Program Name Research and Evaluation on Metropolitan Crime
FY 2012 Funding $750,000
OJP Sponsor NIJ
Web Link www.nij.gov/nij/funding/forthcoming.htm
Program Contact Brett Chapman, (202) 514-2187, Brett.Chapman@usdoj.gov, Joel Hunt, 202-616-8111, Joel.Hunt@usdoj.gov, or Eric D. Martin, (202) 514-9588, Eric.D.Martin@usdoj.gov
Program Description
NIJ is interested in funding criminal justice research that leverages municipal operation datasets both within and across jurisdictions. NIJ is interested in the feasibility of combining multiple datasets from various agencies to conduct research on criminal justice issues in urban and suburban environments. This research is critical in enhancing public safety by giving law enforcement the tools to understand the changing nature of crime in metropolitan areas.

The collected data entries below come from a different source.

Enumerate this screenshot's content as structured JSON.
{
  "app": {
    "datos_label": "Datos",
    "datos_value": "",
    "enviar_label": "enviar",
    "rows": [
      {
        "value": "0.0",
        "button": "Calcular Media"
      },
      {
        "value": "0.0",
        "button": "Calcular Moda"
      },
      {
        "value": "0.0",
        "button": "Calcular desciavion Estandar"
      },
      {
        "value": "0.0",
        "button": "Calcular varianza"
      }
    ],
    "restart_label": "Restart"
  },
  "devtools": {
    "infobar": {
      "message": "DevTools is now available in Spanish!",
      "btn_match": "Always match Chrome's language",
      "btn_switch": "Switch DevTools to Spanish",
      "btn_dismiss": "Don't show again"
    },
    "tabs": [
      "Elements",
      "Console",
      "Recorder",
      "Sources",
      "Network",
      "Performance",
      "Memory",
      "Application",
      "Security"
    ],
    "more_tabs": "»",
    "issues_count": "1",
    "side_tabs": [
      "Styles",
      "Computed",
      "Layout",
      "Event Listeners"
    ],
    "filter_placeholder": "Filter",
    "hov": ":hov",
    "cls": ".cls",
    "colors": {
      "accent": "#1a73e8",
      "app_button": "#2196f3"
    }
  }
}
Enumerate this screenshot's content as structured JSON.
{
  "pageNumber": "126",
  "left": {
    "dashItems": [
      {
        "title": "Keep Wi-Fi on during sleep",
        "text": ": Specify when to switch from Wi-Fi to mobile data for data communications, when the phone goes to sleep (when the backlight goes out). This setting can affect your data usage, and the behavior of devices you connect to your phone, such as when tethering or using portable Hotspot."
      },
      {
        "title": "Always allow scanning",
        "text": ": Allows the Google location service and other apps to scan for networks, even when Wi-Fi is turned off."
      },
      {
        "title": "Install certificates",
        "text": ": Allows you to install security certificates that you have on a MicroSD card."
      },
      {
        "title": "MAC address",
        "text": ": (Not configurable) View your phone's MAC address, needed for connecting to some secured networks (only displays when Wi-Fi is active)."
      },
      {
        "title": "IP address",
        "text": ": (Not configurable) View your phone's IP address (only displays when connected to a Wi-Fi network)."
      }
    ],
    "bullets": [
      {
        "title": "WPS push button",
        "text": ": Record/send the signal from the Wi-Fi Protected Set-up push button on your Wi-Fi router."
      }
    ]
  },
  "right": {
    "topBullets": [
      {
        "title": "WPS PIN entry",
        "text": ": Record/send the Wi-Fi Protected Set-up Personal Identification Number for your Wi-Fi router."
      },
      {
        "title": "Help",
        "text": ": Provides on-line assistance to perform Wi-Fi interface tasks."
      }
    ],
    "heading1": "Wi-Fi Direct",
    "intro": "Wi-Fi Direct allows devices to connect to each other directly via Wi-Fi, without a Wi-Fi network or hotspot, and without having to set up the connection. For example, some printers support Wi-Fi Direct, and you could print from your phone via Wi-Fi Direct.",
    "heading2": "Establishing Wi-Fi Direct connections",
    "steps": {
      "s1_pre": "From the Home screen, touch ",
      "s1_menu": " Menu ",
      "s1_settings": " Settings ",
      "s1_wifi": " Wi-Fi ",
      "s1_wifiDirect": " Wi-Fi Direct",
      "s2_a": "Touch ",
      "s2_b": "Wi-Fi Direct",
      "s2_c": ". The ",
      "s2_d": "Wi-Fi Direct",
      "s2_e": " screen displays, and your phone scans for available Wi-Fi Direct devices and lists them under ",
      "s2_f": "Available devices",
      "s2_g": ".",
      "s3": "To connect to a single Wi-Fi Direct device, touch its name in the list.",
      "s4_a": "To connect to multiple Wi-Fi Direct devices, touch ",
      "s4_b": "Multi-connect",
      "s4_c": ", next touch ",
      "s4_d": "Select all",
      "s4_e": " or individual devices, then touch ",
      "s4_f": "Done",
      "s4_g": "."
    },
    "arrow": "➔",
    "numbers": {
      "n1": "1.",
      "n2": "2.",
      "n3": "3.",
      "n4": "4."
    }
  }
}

Program Name: "NIJ Body Armor Challenge"
FY2012 Funding: $100,000
OJP Sponsor NIJ
Web Link www.nij.gov
Program Contact Mark Greene, (202) 307-3384, mark.greene@ojp.usdoj.gov
Program Description
NIJ seeks viable solutions to determine the ballistic performance of individual in-service body armor at any point in time to a high degree of accuracy, and in a manner that does not render the armor unfit for continued use. To be released as a technology challenge on www.challenge.gov.